Let's say you're back in Scotland, visiting the home of your parents. 
But in another universe, Tom, where your atomic particles just can't 
keep up, you're actually still at home here in California. That may 
sound far-fetched, but it's based on real science.” 

“Not any real science I'm aware of. You're talking about splitting the
universe into two parts, but how can there be multiple universes yet we 
can see only one of them?” His back straightens, and his eyes widen as 
the complex puzzle stimulates his brain cells. 

“Katherine knew how, Tom. She worked out in her imagination that any
observed action in one universe freezes the other.  You see a football, 
well you understand soccer, right, and so imagine a soccer ball flying 
through the air, but maybe in a second universe the soccer ball hasn't 
been kicked yet. It won't be kicked until you're looking the other way. 
Katherine is no longer observing me.” 

He thinks for a moment. 

“That would mean it all comes down to how we understand time. We don't
exactly feel time — we perceive its passing. Even as a physicist I 
don't understand why time moves fast on a rollercoaster and very slow 
during a dull college lecture. It races when you're late for work . . . 
but the last few minutes before quitting time seem like hours.” Tom is 
no longer mumbling. “But take into consideration theories that look at 
the level of quantum fields ... particles that travel both forward and 
backward in time. If we leave out the forward-and-backwards-in-time 
part, we miss out on some of the physics.” 

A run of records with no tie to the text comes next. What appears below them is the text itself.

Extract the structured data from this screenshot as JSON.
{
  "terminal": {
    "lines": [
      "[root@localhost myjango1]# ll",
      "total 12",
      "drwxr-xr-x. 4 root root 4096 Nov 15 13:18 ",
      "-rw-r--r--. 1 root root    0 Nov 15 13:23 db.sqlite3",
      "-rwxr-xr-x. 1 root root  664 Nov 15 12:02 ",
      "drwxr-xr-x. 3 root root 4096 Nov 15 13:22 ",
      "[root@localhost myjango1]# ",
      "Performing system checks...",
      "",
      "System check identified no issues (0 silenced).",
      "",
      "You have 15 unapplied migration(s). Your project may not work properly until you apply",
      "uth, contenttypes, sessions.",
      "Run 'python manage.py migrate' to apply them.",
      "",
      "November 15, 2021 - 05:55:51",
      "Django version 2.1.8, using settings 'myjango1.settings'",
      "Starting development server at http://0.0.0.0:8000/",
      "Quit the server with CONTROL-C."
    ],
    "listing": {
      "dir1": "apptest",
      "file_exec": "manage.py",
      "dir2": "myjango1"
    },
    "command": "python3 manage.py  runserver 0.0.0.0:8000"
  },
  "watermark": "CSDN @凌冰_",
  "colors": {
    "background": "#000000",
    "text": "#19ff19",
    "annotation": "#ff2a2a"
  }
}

“Wasn't there some guy studying physics who said....wait, let me quote
him: ‘Imagination is more important than knowledge...'” 

“Very funny. You're quoting Einstein.” 

“No, Tom, Katherine quoted Einstein!” 

“Why should I believe she understood such things?” He asks, his voice
rising. 

“You too have the power to understand and believe and the solution is
right at your fingertips.” 

“I do...how?” 

“It's called a mouse, Tom. It's the gateway to creativity. When you're
ready, just move it. But, Tom, if you choose to move it you'd better be 
prepared to get creative!” 

I want to explain more, but Tom rises out of the chair. Creativity to a
man like Tom Schofield is like him trying to explain the workings of an 
Almighty's non-existence to the Pope.  This isn't going to be easy.